La crise énergétique et l’accroissement des inégalités sociales leur permet d’alimenter le mythe selon lequel l’écologie est affaire d’élites en faisant de la dégradation réelle des conditions de vie de nombreux citoyens un argument pour ralentir l’action climatique, en dépit de nombreuses études montrant que les plus démunis souffriront le plus de l’incapacité à limiter les émissions de CO2.

Une résonance accrue

Si les accusations d’élitisme envers le mouvement climatique ne sont pas nouvelles, les réseaux sociaux leur permettent d’avoir une résonance accrue. Les recherches de l’ISD ont montré que les acteurs climatosceptiques ont posté quatre fois plus de contenus sur la COP26 que les institutions scientifiques telles que le Giec et reçu plus de dix fois plus d’interactions, en jouant notamment sur le thème de «l’hypocrisie» présumée des élites et du mouvement climatique. Les algorithmes des plateformes, qui récompensent les contenus polarisants au détriment des publications informationnelles, amplifient ces arguments.

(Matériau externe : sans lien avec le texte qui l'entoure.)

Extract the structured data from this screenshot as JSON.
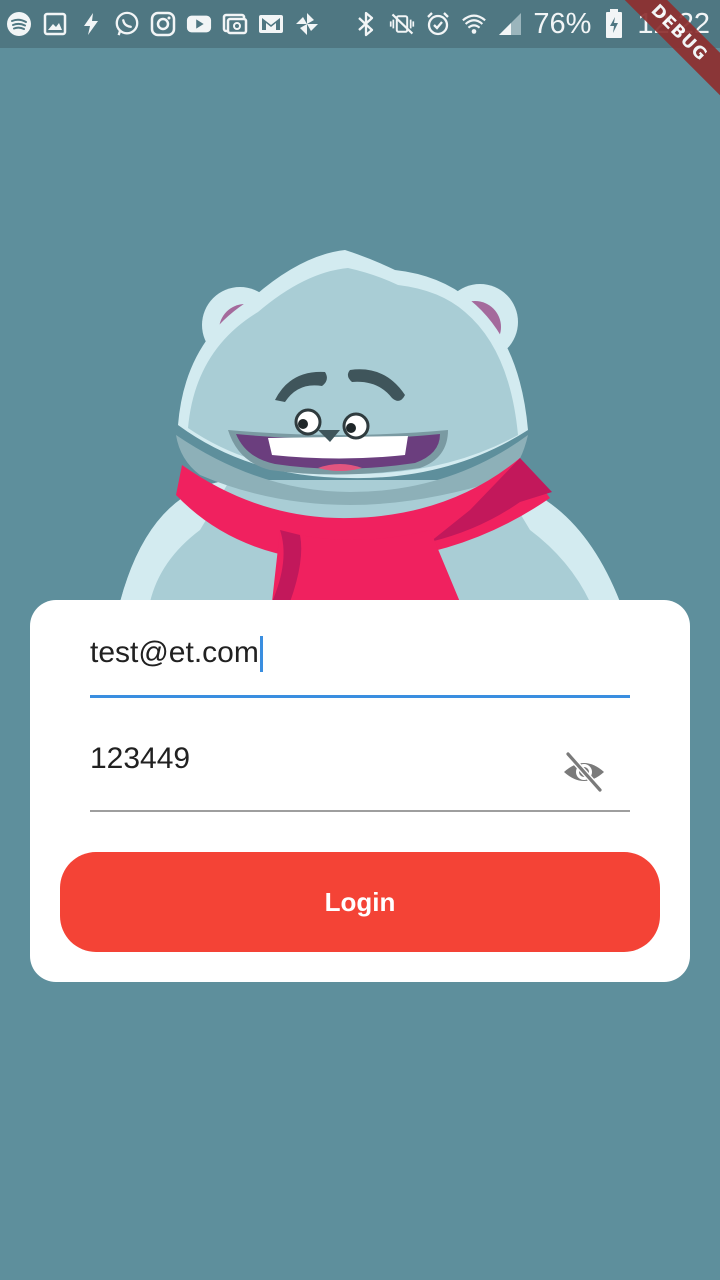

L’attitude des citoyens face au changement climatique constitue un élément clé dans la capacité des acteurs climatosceptiques à trouver une audience. Une récente étude de l’OCDE a retenu l’attention en suggérant que seuls 57% des Français croient que le changement climatique est beaucoup ou en totalité anthropocène (lié à l’activité humaine), le reste étant plus ou moins convaincu du poids des activités humaines sur le changement climatique (ce qui a conduit certains médias à affirmer de façon erronée que «43% des Français sont climatosceptiques»). Les nouveaux discours climatosceptiques s’engouffrent dans la brèche entre une prise de conscience accrue mais encore trop lente de la réalité scientifique, et l’appétit collectif pour l’action.

La situation présente néanmoins des opportunités. Une récente étude du think tank Destin commun a montré que six Français sur dix pensent que retarder la lutte contre le changement climatique aura des effets néfastes à long terme. La résistance aux discours du ralentissement ne peut cependant se faire sans la remise de la question de la justice sociale au cœur des débats sur la transition écologique, l’adoption d’une définition largement acceptée et institutionnelle (par les Nations unies, le Giec) de la «désinformation climatique» qui prenne en compte les nouvelles stratégies rhétoriques des climatosceptiques et une pression accrue sur les réseaux sociaux pour sanctionner les acteurs qui propagent ces discours.